Sigmund Bloom: Fooballguys.com @SigmundBloom

Frank Gore, RB, IND

Gore was a disappointment last year, but mostly because the Colts offense was a disappointment after (and even before) Andrew Luck was injured and eventually lost for the season. The team did not do anything significant to bolster their running back corps, so Gore should be “the man” again, which should entail at least 10 total touchdowns and 1,200 total yards as long as he stays on the field. He could approach RB1 numbers simply by opportunity and competence, but he is the cheapest of the running backs with that status (Matt Jones, Jay Ajayi, Jeremy Langford) and the most proven. He’ll be at worst a mid RB2 when he’s on the field, which makes a sixth round cost easy to stomach.

Steve Gardner: USA Today Sports @SteveAGardner

DeVante Parker, WR, MIA

Rookie wide receivers can be impact contributors, but they need to be on the field first.
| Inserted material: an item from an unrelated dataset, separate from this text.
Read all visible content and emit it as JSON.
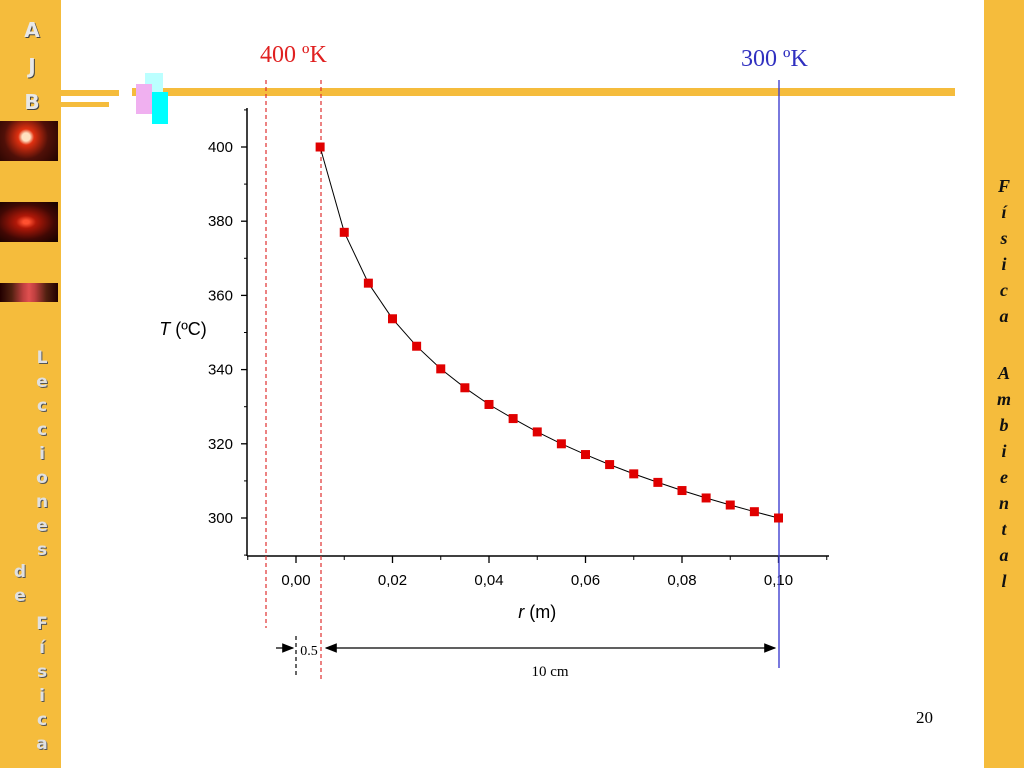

Due to offseason foot surgery, Parker rarely saw the field over the first 10 games of the 2015 season. But once he finally got the opportunity to play, he showed what kind of a playmaker he could be. In the Dolphins’ final six games, the No. 14 overall pick averaged at least 20 yards per catch in five of them and caught TD passes in three. Look for even better chemistry with quarterback Ryan Tannehill in Year 2.